Container Closure Integrity Testing of Prefilled Syringes.

Prefilled syringes (PFSs) are increasingly preferred over vials as container closure systems (CCSs) for injectable drug products when facilitated or self-administration is required. However, PFSs are more complex compared to CCSs consisting of vial, rubber stopper, and crimp cap. Container closure integrity (CCI) assurance and verification has been a specific challenge for PFSs as they feature several sealing areas. A comprehensive understanding of the CCS is necessary for an appropriate CCI assessment as well as for packaging development and qualification. A comprehensive CCI assessment of 6 different PFSs from 3 different manufacturers (including 1 polymeric PFS) was conducted using helium leak testing.
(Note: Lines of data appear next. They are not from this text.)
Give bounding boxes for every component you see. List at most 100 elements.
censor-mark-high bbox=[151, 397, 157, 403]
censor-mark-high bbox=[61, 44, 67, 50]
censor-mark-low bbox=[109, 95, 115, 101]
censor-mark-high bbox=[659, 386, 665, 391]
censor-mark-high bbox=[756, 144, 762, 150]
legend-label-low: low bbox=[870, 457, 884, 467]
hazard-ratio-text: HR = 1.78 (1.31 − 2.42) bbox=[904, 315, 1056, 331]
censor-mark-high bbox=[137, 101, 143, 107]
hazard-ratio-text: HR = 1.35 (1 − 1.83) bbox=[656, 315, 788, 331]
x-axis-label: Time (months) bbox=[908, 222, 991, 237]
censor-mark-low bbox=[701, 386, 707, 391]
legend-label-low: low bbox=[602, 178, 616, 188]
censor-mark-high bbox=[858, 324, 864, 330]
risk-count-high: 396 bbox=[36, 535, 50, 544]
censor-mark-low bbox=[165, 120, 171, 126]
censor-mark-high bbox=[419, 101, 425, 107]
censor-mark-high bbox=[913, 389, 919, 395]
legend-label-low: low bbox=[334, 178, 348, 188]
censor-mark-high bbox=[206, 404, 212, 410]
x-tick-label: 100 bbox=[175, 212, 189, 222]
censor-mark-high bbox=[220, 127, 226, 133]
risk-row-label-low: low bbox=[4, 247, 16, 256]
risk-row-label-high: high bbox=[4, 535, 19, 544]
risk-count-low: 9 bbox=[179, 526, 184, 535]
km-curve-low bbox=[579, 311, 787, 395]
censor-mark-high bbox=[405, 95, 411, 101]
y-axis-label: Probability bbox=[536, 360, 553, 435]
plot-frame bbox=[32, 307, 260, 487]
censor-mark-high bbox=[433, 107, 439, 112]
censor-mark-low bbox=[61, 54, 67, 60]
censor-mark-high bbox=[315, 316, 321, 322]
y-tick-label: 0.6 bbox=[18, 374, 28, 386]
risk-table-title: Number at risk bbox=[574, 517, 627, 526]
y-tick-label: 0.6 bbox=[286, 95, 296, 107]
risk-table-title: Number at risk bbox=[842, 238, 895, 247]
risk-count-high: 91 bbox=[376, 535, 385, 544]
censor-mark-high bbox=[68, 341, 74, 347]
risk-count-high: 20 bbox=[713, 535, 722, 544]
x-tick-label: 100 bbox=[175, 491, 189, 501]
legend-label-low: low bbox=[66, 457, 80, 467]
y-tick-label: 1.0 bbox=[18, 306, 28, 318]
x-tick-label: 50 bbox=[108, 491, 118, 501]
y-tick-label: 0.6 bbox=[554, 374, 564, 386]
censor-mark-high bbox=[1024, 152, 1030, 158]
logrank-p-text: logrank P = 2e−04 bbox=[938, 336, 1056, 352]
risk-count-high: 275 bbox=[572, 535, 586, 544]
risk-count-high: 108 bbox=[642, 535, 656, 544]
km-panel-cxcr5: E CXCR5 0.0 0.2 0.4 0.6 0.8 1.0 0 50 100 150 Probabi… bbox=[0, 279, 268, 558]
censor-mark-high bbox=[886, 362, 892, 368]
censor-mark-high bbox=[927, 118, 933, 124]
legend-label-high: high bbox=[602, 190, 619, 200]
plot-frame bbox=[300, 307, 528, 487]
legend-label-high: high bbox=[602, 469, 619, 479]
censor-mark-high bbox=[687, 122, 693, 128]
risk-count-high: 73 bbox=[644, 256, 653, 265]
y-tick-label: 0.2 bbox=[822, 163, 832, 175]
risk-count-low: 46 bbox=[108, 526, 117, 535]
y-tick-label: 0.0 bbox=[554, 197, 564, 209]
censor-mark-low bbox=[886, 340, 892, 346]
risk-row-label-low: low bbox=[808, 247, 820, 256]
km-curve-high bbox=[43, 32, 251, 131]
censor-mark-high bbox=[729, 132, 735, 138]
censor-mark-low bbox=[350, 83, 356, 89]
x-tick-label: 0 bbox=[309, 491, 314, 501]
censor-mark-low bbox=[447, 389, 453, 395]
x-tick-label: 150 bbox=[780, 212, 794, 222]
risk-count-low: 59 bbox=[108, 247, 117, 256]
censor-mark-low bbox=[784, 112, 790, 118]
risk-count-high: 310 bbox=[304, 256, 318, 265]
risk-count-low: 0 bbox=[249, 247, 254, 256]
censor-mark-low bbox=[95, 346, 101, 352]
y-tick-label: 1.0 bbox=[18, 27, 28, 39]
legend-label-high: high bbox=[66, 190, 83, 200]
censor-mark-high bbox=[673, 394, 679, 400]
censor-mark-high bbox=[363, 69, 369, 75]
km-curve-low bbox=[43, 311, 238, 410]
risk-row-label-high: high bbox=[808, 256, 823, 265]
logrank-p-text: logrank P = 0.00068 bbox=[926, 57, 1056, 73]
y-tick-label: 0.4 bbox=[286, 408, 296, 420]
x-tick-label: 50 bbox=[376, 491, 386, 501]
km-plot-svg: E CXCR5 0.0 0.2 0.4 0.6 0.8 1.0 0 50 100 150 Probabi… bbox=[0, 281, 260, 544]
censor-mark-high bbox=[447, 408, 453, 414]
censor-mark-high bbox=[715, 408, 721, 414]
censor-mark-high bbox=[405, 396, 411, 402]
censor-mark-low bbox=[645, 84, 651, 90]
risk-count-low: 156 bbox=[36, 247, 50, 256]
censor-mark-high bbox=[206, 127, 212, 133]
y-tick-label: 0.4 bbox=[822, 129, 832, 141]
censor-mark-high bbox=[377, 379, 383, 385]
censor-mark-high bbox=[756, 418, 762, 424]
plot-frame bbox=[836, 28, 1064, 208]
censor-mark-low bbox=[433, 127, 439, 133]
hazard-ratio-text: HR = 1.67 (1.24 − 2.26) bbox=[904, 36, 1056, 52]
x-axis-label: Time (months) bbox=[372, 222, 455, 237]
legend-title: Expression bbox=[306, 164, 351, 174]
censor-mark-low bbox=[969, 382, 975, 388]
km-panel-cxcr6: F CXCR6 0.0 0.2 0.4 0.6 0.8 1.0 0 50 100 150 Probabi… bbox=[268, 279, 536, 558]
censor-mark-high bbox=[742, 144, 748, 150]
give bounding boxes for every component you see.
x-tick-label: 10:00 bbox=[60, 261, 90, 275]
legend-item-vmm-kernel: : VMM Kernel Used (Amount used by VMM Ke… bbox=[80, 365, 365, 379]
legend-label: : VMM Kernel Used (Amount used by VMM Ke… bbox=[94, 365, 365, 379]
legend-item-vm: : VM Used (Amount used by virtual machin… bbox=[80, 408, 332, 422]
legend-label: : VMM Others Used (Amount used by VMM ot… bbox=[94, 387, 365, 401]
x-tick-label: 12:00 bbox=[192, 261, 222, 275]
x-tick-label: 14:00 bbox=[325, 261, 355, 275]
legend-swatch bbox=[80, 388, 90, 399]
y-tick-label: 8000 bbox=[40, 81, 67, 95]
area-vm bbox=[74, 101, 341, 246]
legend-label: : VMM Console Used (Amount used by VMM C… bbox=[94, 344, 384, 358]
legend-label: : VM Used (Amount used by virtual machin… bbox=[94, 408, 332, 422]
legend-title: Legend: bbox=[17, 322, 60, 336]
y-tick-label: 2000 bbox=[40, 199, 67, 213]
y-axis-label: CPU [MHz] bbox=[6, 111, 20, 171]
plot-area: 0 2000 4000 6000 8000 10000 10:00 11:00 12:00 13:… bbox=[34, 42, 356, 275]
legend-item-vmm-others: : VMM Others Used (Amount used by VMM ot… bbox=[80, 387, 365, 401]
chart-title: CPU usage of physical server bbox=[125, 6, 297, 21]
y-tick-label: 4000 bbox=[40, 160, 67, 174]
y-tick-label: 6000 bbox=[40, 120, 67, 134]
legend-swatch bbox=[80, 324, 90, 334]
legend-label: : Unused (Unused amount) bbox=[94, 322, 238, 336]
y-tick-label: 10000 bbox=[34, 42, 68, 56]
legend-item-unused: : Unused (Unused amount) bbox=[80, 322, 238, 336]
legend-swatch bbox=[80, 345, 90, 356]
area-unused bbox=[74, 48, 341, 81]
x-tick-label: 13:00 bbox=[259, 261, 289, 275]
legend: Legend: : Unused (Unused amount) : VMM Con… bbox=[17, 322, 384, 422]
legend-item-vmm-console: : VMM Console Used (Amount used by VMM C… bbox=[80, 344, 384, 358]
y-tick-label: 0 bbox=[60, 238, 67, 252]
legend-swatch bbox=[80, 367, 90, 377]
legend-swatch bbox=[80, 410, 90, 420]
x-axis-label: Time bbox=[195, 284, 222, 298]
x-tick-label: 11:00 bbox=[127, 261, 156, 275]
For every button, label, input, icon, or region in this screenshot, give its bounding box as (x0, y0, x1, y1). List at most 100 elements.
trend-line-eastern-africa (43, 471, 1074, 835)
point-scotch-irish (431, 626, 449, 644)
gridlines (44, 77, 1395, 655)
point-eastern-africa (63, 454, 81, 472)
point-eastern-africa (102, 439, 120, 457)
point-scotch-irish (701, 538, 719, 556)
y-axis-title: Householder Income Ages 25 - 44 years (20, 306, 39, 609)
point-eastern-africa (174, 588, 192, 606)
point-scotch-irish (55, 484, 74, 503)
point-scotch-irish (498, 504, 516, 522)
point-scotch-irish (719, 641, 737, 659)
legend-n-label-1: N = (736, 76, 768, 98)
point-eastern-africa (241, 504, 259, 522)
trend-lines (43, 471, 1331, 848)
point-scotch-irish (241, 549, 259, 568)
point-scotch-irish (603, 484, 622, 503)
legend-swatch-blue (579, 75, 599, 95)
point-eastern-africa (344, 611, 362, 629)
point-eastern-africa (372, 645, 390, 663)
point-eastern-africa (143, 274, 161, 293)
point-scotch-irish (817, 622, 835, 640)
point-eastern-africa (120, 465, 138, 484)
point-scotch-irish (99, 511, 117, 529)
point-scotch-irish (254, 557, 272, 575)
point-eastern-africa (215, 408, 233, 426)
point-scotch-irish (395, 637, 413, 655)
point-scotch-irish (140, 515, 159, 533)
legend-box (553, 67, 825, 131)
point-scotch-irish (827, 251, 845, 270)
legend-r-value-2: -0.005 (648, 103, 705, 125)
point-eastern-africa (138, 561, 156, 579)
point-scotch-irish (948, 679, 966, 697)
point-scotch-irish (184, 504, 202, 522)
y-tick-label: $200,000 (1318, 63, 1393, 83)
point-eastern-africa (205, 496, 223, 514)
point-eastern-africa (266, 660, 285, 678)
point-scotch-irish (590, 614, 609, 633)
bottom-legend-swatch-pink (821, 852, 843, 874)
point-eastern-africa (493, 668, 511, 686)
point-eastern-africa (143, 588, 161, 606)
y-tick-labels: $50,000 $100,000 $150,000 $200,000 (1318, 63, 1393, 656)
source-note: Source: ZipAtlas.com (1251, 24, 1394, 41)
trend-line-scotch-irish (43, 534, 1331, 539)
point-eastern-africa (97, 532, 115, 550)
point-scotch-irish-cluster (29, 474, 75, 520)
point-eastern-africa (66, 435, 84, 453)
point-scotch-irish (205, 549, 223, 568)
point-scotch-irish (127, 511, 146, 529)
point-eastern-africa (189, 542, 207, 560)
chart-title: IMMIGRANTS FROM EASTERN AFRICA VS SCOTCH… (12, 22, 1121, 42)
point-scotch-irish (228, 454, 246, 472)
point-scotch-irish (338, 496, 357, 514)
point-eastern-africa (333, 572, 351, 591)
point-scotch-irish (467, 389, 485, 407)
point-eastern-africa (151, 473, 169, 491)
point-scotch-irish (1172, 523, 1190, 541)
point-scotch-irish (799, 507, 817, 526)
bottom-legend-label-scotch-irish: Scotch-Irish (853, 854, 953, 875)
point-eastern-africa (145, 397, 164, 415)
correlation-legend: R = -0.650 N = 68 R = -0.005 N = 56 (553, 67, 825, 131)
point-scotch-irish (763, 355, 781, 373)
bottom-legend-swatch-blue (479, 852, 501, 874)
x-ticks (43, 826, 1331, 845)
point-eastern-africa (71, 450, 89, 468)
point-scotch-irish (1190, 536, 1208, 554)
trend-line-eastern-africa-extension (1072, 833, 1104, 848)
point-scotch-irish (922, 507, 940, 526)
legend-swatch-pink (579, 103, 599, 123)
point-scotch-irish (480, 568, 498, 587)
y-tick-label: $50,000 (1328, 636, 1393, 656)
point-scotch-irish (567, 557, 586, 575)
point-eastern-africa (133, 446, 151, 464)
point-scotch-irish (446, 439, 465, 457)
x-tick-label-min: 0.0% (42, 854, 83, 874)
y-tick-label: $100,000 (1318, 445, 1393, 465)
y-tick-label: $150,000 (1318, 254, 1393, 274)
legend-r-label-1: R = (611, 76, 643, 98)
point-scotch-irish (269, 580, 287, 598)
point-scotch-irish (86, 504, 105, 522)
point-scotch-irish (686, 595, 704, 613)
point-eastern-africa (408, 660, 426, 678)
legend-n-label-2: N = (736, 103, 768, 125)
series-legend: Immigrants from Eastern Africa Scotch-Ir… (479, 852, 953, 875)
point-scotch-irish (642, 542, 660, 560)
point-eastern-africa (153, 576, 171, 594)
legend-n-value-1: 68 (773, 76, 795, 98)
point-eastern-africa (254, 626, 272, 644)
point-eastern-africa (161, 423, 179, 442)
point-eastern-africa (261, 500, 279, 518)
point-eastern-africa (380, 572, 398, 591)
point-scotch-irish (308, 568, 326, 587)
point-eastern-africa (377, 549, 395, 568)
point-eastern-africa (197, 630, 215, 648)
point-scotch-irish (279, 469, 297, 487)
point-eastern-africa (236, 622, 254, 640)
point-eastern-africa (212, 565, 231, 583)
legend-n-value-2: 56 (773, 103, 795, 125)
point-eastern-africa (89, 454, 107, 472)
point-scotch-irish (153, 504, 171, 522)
PFS components were manipulated to systematically assess the contribution of the different sealing areas to CCI, namely rigid needle shield (RNS)/needle, RNS/tip cone, and the individual ribs of a syringe plunger. The polymeric PFS required an equilibrium measurement for accurate container closure integrity testing. The different sealing areas and a single plunger rib were shown to provide adequate CCI. Acceptable tip cap movement until the point of CCI failure was estimated. The assessment of acceptable tip cap movement demonstrated the importance of considering the RNS/tip cone seal design to ensure CCI of the PFS upon post assembly possesses and shipment.